Jasmine"Aku udah di sini. Kamu di mana, sayang?" Mataku menatap area sekitar restoran.
Sudah jam sembilan malam, seharusnya Wira sudah ada di sini sejak satu jam yang lalu. Tapi, sedari tadi aku tidak melihat kehadirannya. Setelah puluhan pesan yang aku kirim akhirnya ia menelponku.
"Aku masih di kantor. Aku harus lembur, sayang."
Keningku berkerut heran, "Lembur? Kata kamu nggak ada project minggu ini?"
Terdengar helaan nafas lelah disebrang sana, "Iya, tapi, ini mendadak juga.
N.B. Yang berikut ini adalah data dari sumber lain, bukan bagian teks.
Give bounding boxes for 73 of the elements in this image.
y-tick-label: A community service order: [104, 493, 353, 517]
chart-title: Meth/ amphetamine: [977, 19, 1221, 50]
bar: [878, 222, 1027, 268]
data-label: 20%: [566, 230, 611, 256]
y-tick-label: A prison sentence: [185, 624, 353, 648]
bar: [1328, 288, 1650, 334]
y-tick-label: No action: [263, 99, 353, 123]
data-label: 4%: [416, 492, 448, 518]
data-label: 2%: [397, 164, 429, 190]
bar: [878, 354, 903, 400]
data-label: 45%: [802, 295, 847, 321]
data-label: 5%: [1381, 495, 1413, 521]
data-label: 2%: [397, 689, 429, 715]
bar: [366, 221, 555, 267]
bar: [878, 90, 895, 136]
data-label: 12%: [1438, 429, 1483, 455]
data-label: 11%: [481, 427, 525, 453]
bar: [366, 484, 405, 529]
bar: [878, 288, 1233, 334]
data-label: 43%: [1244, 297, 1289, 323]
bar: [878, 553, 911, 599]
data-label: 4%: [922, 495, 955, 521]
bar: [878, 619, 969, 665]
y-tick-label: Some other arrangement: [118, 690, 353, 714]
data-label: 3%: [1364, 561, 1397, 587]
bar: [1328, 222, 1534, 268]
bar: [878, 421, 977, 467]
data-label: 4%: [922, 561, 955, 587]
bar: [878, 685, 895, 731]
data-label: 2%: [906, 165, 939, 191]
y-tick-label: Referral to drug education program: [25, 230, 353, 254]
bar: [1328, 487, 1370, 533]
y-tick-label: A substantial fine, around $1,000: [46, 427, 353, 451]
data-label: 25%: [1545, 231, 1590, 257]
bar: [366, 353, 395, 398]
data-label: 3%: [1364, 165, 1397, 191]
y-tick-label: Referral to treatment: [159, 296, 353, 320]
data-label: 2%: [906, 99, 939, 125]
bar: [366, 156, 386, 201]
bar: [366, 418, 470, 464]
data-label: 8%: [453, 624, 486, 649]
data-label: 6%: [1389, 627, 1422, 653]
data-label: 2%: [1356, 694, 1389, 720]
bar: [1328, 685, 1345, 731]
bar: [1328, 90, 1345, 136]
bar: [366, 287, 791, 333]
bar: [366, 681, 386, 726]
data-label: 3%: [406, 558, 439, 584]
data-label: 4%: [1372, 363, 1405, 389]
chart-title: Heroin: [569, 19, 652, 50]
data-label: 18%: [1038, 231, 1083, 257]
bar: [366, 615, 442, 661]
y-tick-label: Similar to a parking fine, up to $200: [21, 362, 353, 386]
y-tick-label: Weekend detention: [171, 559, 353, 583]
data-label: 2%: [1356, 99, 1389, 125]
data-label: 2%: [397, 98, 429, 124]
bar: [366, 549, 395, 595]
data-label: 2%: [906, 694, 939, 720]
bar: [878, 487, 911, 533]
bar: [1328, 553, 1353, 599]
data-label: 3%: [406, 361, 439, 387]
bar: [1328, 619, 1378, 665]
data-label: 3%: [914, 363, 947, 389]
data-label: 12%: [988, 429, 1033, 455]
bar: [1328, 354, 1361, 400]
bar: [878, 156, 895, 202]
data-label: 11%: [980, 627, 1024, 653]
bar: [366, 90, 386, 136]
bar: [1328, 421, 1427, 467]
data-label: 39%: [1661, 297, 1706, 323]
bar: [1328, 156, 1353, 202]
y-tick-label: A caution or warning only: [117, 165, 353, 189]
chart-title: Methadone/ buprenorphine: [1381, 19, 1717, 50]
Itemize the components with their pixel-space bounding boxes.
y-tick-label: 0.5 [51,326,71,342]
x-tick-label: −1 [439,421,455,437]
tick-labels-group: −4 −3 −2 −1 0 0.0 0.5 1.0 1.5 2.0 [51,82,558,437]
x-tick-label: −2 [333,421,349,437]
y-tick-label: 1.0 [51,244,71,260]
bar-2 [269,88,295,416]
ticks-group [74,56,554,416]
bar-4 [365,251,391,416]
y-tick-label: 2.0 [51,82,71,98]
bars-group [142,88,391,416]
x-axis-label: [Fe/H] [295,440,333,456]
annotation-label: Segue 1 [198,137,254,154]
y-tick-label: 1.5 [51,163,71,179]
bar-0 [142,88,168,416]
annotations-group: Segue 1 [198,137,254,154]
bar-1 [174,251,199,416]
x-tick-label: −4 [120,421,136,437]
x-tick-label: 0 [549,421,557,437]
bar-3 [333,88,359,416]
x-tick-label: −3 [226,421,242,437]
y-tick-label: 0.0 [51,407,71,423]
Aku bisa apa kalo atasan suruh lembur, sayang?"
"Tapi, kamu 'kan udah janji kita rayain anniversary malam ini..."
"Aku tahu. Tapi, kamu juga tahu 'kan kerjaan aku kayak apa? Aku sibuk akhir-akhir ini..."
"Tahun lalu kamu juga bilangnya begini," selorohku dengan kecewa, "Sibuk, lembur."
"Aku kalo bisa ke sana aku pasti ke sana kok."
"Iya, tapi, masalahnya kamu udah janji kita makan di luar dari minggu lalu. Tahun lalu juga kamu nggak datang, lebih parah kamu nggak ngabarin apapun."
"Tapi, sekarang aku ngabarin kamu 'kan?"
Pegangan di ponselku mengencang, "Itu nggak bikin lebih baik dari tahun lalu, Yang."
Wira mendesah lagi, kini lebih panjang. "Terus kamu maunya aku harus gimana? Aku kerja lho. Kamu juga tahu ritme kerjaku seperti apa dari dulu. Oke, aku salah karena nggak datang lagi buat rayain anniversary. Tapi, besok-besok 'kan bisa. Nggak harus setiap tanggal enam kamu maunya kita dinner. Nggak harus begitu, Jasmine."
Aku termenung sejenak pada ucapannya dengan intonasi yang lelah.
Benar kalau perayaan bisa dilakukan besok atau lusa atau minggu depan atau bulan depan atau tidak sama sekali. Hubungan kami sudah berjalan sembilan tahun dan kami berada di umur yang matang untuk mengesampingkan sebuah perayaan.
Tapi, aku tidak pernah menyepelekan sebuah perayaan. Aku senang merayakan momen tiap tahun yang memiliki arti dalam dibalik tanggalnya.
Tanggal enam bukan sekedar angka di kalender ponselku. Ini tahun ke sembilan kami bertemu lagi dengan tanggal enam di bulan oktober. Tapi, sejak tahun lalu, sepertinya aku yang masih memiliki semangat untuk merayakannya.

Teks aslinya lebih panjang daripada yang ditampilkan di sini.